Sepanjang tahun 2019, Bank Sampoerna tercatat mampu menyalurkan kredit sebesar Rp7,8 triliun, meningkat 8% dibanding penyaluran tahun 2018. Dari total kredit yang disalurkan, 62% diberikan pada usaha mikro, kecil dan menengah (UMKM).
“Pemberdayaan UMKM tetap menjadi fokus utama Bank Sahabat Sampoerna”, kata Direktur Utama Bank Sampoerna Ali Rukmijah, dalam siaran pers, Kamis (2/4).
Sejalan dengan peningkatan penyaluran kredit, Bank Sampoerna mencatatkan pendapatan bunga sebesar Rp1,3 triliun, naik 17% dibanding tahun 2018. Sedangkan, pendapatan bunga bersih tercatat sebesar Rp 664,12 miliar, naik 5,56% dibanding capaian tahun 2018, yang sebesar Rp 629,3 miliar.
Namun, capaian laba bersih Bank Sampoerna sepanjang 2019 hanya sebesar Rp 18,53 miliar, turun 76,54% dibanding torehan laba bersih 2018, yang mencapai Rp 79 miliar.
Kinerja yang tergolong buruk ini agaknya disebabkan karena Bank Sampoerna menanggung beban tinggi, serta tidak mengalami peningkatan yang signifikan pada pendapatan non-bunga
Sepanjang 2019, Bank Sampoerna tercatat mengalami penurunan pendapatan non-bunga, dari sebelumnya Rp 39,55 miliar menjadi Rp 37,61 miliar.

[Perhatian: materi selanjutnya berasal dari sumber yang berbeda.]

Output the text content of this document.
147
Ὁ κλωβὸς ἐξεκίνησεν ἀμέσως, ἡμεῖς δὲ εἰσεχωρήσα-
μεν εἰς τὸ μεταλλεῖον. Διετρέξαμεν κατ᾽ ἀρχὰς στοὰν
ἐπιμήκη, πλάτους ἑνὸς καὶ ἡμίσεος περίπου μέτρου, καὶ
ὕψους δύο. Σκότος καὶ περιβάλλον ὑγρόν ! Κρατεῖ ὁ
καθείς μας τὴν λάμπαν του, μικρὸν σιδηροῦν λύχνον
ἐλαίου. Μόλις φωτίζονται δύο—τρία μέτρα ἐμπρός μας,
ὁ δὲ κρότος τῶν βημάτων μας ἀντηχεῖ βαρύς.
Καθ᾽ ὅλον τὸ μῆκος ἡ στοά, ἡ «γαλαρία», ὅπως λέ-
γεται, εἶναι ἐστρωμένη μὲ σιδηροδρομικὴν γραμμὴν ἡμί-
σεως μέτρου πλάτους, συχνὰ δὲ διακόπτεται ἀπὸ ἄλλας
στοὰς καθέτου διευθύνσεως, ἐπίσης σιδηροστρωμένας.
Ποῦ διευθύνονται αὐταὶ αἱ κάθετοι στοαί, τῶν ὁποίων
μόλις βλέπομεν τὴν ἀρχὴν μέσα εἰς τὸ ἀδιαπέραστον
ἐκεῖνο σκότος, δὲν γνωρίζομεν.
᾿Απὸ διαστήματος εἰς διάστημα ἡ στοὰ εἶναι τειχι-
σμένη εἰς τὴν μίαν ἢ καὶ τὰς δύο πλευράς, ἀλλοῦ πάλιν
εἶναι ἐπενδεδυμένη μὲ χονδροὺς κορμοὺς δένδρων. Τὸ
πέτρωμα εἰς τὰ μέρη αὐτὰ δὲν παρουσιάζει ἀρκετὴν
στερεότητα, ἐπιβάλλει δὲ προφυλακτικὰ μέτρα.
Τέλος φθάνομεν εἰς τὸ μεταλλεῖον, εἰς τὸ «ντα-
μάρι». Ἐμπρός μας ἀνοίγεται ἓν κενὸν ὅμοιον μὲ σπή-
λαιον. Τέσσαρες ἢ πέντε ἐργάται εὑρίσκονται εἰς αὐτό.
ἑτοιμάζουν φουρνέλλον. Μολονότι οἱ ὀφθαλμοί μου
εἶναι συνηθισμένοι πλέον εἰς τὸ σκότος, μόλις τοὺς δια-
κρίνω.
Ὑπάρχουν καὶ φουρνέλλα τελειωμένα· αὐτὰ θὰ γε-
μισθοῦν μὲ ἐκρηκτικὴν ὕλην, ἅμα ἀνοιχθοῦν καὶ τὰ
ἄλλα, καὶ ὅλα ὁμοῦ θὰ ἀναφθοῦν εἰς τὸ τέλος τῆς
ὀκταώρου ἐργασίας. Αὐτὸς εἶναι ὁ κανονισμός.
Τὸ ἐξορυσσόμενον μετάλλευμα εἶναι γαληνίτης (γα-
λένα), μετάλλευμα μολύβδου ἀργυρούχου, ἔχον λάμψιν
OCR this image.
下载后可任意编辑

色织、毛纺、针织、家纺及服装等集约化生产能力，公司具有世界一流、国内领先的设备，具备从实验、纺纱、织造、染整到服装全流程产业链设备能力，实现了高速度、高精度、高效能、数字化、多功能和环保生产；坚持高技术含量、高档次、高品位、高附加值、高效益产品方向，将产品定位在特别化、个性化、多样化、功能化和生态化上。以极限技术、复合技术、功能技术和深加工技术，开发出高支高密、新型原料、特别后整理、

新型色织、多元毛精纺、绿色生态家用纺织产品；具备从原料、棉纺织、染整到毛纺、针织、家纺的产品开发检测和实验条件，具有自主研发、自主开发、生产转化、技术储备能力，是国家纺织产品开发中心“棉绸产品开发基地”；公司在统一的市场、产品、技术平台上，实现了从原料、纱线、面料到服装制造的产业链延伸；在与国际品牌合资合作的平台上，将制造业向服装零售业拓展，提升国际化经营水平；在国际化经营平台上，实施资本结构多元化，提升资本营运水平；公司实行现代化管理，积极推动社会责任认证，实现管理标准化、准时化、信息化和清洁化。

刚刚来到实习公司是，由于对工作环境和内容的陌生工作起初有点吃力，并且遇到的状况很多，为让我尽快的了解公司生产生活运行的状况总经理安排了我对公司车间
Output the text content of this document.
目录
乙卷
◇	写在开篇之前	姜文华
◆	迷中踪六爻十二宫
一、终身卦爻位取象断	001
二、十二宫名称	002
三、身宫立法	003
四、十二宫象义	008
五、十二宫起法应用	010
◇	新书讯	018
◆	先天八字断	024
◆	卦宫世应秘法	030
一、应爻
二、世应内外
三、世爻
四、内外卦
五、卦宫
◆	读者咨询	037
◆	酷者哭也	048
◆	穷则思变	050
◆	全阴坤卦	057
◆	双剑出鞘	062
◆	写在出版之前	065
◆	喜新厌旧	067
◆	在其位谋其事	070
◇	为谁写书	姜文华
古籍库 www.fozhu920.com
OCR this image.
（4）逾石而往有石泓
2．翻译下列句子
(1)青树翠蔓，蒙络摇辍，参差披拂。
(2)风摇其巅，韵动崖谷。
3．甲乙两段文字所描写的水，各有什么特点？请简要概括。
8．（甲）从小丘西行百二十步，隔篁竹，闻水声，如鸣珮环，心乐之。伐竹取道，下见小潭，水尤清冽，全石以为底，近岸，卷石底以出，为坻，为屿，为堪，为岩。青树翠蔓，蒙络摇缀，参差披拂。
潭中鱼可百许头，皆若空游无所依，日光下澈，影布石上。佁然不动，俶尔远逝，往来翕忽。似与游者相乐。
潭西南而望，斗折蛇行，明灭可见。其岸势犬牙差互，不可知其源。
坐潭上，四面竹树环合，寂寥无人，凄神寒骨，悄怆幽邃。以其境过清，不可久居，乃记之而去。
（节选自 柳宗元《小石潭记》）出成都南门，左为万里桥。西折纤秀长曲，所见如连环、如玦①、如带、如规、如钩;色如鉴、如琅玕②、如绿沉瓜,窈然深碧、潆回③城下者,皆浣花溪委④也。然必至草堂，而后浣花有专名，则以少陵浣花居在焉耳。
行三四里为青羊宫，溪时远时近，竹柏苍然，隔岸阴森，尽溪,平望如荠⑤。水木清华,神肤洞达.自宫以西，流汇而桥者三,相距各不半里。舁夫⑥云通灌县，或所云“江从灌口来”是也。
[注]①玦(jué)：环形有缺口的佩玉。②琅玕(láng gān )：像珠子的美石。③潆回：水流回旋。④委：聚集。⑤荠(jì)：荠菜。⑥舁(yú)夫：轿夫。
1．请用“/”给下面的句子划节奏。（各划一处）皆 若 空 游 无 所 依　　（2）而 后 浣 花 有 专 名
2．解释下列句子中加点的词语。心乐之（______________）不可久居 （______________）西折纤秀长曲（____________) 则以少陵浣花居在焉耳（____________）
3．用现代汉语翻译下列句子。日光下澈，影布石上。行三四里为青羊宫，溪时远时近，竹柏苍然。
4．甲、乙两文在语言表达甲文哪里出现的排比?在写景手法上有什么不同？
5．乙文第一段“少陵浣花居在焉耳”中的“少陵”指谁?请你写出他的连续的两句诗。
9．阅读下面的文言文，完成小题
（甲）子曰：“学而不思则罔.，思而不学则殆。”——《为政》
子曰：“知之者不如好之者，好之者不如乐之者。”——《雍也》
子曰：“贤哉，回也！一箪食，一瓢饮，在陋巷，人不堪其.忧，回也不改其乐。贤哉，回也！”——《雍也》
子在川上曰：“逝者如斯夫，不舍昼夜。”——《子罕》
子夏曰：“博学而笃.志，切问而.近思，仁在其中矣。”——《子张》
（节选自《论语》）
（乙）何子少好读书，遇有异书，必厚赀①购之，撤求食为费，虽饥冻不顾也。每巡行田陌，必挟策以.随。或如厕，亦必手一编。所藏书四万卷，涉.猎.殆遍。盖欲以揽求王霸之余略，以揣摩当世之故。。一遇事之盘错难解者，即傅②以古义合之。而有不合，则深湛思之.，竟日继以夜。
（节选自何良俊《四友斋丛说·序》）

Tak hanya itu, Bank Sampoerna juga mencatatkan lonjakan beban operasional sebesar 23,99%, dari sebelumnya Rp 496,76 miliar pada 2018, menjadi Rp 615,77 miliar pada 2019.
(Baca: Pertumbuhan Kredit Bank Kian Menyusut, per Februari Hanya 5,5%)
Dari segi rasio keuangan, Bank Sampoerna juga mencatatkan kenaikan non performing loan (NPL) gross sepanjang 2019. Tahun lalu, NPL gross tercatat sebesar 4,31%, mendekati batas atas NPL perbankan, yakni 5%. Padahal, tahun 2018 NPL gross bisa ditekan di angka 3,23%.
Direktur Keuangan Bank Sampoerna Henky Suryaputra menambahkan, Bank Sampoerna secara fundamental cukup kuat dengan posisi rasio kecukupan modal atau capital adequacy ratio (CAR) sebesar 21,08%. Posisi CAR tahun 2019 tercatat jauh di atas posisi CAR yang disyaratkan, yakni 10%
"Hal ini tentunya tak dapat dipisahkan dari tambahan modal dari pemegang saham yang berjumlah Rp 265 miliar sepanjang tahun 2019," kata Henky.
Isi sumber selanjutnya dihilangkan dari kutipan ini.